Standard & Poor’s on Monday revised its economic risk assessment of China’s banking industry to negative from stable, citing growing risk tied to bad loans and problems in the real estate market.
As The Wall Street Journal reports, Chinese banks are facing their worst year in more than a decade as they try to push bad loans off their books. Profit growth at Chinese banks slowed significantly during the first half of 2015 compared with the first quarter.
“We view economic risks for China’s banking industry as high,” S&P said in a report, warning that “Credit risks in the Chinese economy may continue to worsen, as indicated by rapidly rising credit losses and still-significant credit growth amid China’s economic slowdown.”
S&P senior director Qiang Liao said the ratings agency saw a one-in-three chance that private-sector credit could exceed 150% of gross domestic product by the end of 2016, up from around 141% now.
S&P also sees a continued risk that China’s real estate market could undergo a correction. While property sales have started to increase in some major markets, investment remains weak and overcapacity in smaller cities continues to weigh on the market.

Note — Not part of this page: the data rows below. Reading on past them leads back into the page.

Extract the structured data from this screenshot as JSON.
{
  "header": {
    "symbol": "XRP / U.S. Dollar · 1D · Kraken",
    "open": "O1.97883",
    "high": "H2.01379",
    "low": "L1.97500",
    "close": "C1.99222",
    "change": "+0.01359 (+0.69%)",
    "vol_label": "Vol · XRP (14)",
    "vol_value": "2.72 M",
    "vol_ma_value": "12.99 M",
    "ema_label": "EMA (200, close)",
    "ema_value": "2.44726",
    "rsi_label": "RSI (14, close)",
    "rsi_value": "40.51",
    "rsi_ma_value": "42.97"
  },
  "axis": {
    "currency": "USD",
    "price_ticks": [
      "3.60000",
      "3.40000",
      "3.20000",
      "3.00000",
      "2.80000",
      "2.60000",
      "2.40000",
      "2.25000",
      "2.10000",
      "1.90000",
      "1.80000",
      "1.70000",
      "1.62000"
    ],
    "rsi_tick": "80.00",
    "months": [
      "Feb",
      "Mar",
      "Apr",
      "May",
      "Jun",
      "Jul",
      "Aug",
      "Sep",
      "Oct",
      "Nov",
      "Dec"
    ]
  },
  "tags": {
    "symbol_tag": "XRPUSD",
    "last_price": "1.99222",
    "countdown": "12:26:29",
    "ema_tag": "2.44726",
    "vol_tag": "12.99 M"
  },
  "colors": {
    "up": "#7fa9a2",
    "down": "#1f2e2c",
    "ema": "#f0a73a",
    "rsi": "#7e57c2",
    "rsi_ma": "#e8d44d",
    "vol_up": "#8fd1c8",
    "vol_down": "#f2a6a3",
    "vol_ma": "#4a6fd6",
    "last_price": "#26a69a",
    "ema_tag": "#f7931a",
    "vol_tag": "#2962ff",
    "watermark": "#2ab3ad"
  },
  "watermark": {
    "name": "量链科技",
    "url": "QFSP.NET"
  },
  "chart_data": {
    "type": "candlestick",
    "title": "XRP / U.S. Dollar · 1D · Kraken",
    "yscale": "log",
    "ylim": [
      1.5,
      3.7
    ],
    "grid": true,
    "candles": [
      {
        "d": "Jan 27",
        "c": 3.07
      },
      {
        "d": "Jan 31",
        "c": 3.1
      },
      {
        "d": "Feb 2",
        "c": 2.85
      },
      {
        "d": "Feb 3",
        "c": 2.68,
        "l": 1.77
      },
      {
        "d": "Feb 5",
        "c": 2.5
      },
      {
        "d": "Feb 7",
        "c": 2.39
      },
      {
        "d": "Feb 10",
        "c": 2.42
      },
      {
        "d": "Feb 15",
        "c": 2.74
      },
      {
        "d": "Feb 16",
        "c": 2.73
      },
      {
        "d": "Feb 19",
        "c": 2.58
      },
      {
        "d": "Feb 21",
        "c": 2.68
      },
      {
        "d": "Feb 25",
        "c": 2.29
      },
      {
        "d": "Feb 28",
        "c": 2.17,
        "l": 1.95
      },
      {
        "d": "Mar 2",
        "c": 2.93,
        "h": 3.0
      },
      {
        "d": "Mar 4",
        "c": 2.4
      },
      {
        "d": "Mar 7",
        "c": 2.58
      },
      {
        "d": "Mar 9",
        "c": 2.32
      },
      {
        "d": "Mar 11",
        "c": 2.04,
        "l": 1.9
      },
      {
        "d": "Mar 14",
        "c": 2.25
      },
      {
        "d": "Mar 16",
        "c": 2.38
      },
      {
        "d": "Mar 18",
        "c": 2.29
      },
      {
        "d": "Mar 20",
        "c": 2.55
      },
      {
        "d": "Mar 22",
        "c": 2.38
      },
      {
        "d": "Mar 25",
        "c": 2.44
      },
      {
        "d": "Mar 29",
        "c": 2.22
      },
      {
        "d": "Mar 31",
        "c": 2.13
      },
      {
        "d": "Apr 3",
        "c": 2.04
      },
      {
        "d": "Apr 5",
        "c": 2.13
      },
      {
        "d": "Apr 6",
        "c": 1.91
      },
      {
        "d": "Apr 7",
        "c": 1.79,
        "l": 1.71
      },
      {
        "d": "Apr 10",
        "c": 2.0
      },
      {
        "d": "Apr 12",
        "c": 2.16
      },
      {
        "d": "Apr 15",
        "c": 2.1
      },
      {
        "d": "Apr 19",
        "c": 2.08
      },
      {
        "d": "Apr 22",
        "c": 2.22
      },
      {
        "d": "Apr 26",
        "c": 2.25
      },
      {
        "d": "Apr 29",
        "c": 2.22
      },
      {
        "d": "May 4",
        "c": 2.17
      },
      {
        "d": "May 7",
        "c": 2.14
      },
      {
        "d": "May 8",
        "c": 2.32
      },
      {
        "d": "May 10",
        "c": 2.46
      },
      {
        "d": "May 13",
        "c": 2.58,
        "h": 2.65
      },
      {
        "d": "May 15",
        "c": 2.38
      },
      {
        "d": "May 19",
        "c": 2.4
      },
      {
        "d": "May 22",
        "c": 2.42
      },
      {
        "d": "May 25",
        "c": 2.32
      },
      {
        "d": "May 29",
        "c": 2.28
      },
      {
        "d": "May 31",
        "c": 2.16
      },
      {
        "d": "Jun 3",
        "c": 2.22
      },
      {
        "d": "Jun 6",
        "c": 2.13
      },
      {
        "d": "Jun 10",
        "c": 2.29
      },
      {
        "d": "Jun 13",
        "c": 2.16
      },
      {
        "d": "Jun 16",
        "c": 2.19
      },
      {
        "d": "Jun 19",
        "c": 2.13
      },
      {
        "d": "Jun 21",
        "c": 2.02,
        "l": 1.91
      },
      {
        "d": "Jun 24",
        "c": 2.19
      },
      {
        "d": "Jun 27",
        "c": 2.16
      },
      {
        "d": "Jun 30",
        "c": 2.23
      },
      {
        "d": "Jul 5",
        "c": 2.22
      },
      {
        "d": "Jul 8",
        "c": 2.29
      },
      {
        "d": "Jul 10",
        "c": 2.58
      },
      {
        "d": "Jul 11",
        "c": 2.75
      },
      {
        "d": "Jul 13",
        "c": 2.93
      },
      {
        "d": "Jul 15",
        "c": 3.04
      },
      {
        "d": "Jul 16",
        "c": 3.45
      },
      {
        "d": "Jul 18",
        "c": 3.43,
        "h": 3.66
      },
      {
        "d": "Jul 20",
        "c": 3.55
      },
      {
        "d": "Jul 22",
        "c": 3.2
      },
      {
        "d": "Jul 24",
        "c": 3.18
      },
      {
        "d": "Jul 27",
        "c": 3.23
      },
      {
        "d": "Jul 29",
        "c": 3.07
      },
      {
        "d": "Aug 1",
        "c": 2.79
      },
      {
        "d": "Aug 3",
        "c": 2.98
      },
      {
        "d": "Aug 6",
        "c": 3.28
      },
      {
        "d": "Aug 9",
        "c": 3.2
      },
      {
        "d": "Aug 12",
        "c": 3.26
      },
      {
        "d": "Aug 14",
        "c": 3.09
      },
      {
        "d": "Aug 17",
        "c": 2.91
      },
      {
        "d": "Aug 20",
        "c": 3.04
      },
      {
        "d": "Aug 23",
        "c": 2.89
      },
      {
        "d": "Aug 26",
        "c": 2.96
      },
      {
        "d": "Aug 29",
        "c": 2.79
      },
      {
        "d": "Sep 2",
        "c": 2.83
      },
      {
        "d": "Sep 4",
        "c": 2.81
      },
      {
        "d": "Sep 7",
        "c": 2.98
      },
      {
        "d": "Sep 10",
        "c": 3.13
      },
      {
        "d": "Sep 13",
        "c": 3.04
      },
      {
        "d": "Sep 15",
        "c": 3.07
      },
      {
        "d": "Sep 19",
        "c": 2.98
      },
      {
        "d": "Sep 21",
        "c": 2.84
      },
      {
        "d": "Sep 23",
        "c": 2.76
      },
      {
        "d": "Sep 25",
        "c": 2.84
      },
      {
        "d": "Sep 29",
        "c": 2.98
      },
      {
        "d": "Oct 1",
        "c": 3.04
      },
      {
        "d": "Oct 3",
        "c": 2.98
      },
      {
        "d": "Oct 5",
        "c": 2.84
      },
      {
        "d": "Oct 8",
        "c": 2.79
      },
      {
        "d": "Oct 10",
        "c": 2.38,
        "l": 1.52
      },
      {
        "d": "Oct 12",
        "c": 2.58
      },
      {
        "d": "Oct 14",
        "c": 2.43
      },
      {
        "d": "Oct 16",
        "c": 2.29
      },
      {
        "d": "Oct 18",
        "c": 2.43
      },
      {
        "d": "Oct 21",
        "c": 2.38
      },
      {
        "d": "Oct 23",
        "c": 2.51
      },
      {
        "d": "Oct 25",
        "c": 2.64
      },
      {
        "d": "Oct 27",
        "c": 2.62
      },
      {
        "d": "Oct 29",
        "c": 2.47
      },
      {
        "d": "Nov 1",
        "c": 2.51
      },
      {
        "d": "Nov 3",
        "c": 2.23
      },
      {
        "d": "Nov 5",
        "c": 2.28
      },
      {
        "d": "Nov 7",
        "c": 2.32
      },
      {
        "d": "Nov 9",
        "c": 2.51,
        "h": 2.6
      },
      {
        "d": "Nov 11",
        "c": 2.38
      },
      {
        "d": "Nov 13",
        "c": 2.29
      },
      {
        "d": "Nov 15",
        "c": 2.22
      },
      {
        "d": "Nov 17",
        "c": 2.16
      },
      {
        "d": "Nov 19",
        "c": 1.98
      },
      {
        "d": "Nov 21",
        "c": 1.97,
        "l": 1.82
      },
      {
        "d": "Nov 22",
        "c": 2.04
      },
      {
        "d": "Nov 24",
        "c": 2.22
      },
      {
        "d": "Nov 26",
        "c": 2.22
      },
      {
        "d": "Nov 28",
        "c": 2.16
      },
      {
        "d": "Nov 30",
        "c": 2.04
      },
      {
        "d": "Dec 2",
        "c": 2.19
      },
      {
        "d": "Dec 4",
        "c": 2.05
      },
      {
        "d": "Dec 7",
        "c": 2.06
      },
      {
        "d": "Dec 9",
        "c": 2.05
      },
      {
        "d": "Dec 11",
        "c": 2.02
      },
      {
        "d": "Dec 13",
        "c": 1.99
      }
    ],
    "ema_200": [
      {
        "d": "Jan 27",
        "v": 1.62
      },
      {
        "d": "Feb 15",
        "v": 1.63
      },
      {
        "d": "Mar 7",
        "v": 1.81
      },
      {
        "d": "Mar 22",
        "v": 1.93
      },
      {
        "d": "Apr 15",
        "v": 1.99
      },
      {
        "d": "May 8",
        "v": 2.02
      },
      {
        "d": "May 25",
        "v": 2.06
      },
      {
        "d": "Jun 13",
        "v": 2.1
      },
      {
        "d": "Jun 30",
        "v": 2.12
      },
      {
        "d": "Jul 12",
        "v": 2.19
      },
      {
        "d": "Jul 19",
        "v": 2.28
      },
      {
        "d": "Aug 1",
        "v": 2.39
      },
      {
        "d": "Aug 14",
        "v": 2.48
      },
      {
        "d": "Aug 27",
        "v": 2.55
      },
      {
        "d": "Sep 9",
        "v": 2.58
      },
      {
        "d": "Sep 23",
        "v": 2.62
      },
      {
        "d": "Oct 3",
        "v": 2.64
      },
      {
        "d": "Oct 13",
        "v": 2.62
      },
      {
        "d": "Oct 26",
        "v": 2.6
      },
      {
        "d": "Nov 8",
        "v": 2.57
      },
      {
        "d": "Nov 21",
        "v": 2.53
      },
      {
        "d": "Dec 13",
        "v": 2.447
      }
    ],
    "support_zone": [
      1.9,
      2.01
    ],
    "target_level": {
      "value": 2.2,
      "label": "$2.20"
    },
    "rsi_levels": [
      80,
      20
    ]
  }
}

Moody’s said earlier this month that Chinese listed banks face rising operating pressure over the next one or two years as economic growth slows, while Fitch said it sees continued profitability and capitalization pressures on the sector in the near term, according to the WSJ.
Sanford C. Bernstein analyst Wei Hou expects the outlook for China’s banking sector to improve.
“What concerned me before was that most banks would keep hiding their bad loans and the problem would snowball,” Hou told the Journal. “Now you’re seeing more disclosure and they’re taking steps to deal with them.”
The severe slump in Chinese stock markets has helped to roil global sentiment. Concerns over the world’s second-largest economy even played a part in the U.S. Federal Reserve’s decision last week to delay hiking interest rates for the first time in seven years.